Our results show a direct correlation between MMP2 and TIMP2 expression which appears to be regulated by α_vβ₆ upon TGFβ1 stimulation. These data are in agreement with a previous study that showed MMP2 and TIMP2 co-expression in prostate adenocarcinoma [74], although increased TIMP2 expression is usually associated with decreased tumor growth, invasiveness and metastasis in PrCa [75]. A direct or inverse correlation between MMP2 and TIMP2 expression appears to be organ-site specific; indeed, the correlation has been shown to be direct and to predict poor prognosis in studies related to renal cell carcinomas and bladder cancer [76, 77], but to be inverse in endometrial carcinoma [78]. It should be stressed that MMP2 is known to be activated on the cell surface by forming a complex with TIMP2, which functions as inhibitor of MMPs but is also required for pro-MMP2 activation [79], and with MT1-MMP. We speculate that this migration promoting activity occurs through specific induction of MMP2 and TIMP2 without any change in MT1-MMP levels, as seen in Figure 1C. Moreover, MMP2 enzymatic activity is known to be controlled by its binding to the cell surface α_vβ₃ integrin [80]. This previous observation explains why this membrane-bound active MMP2 is detected in whole cell lysates as also described by another study showing its accumulation in the intracellular vesicles of endothelial cells [81].
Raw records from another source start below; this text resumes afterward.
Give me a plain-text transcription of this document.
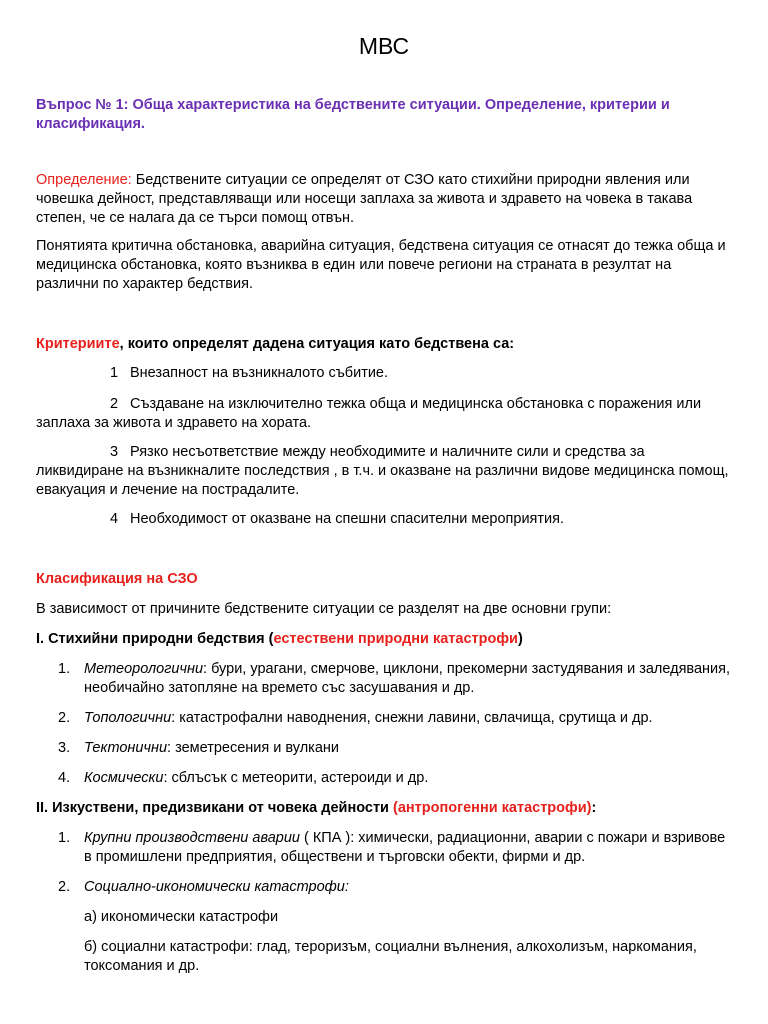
МВС
Въпрос № 1: Обща характеристика на бедствените ситуации. Определение, критерии и класификация.
Определение: Бедствените ситуации се определят от СЗО като стихийни природни явления или човешка дейност, представляващи или носещи заплаха за живота и здравето на човека в такава степен, че се налага да се търси помощ отвън.
Понятията критична обстановка, аварийна ситуация, бедствена ситуация се отнасят до тежка обща и медицинска обстановка, която възниква в един или повече региони на страната в резултат на различни по характер бедствия.
Критериите, които определят дадена ситуация като бедствена са:
1 Внезапност на възникналото събитие.
2 Създаване на изключително тежка обща и медицинска обстановка с поражения или заплаха за живота и здравето на хората.
3 Рязко несъответствие между необходимите и наличните сили и средства за ликвидиране на възникналите последствия , в т.ч. и оказване на различни видове медицинска помощ, евакуация и лечение на пострадалите.
4 Необходимост от оказване на спешни спасителни мероприятия.
Класификация на СЗО
В зависимост от причините бедствените ситуации се разделят на две основни групи:
I. Стихийни природни бедствия (естествени природни катастрофи)
1. Метеорологични: бури, урагани, смерчове, циклони, прекомерни застудявания и заледявания, необичайно затопляне на времето със засушавания и др.
2. Топологични: катастрофални наводнения, снежни лавини, свлачища, срутища и др.
3. Тектонични: земетресения и вулкани
4. Космически: сблъсък с метеорити, астероиди и др.
II. Изкуствени, предизвикани от човека дейности (антропогенни катастрофи):
1. Крупни производствени аварии ( КПА ): химически, радиационни, аварии с пожари и взривове в промишлени предприятия, обществени и търговски обекти, фирми и др.
2. Социално-икономически катастрофи:
а) икономически катастрофи
б) социални катастрофи: глад, тероризъм, социални вълнения, алкохолизъм, наркомания, токсомания и др.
The relevance of our results is also shown by the signaling pathway activated by α_vβ₆, which requires activation of Smad3 for the observed increase in MMP2 levels as evaluated using SIS3, an inhibitor of Smad3 phosphorylation [45]. Smad3 has been shown to be overexpressed in human PrCa, and may contribute to disease progression in humans [24]. It remains to be established whether another Smad, Smad4, which also contributes to TGFβ1 induction of MMP2 (data not shown), is also regulated by α_vβ₆. This signaling cascade appears consistent with a previously described pathway whereby a different α_vβ₃ integrin elevates levels of phosphorylated Smad5 in a Runx2-dependent manner in PrCa cells [82]. Overall, Gupta et al.’s study and our analysis allow us to conclude that differential integrin expression regulates specific downstream TGFβ signaling. In conclusion, in our model (Figure 8), we propose that expression of α_vβ₆ integrin by associating with TβRII promotes Smad3-mediated downstream signaling pathway and consequent upregulation of MMP2 and MMP2-dependent cell migration in response to TGFβ1.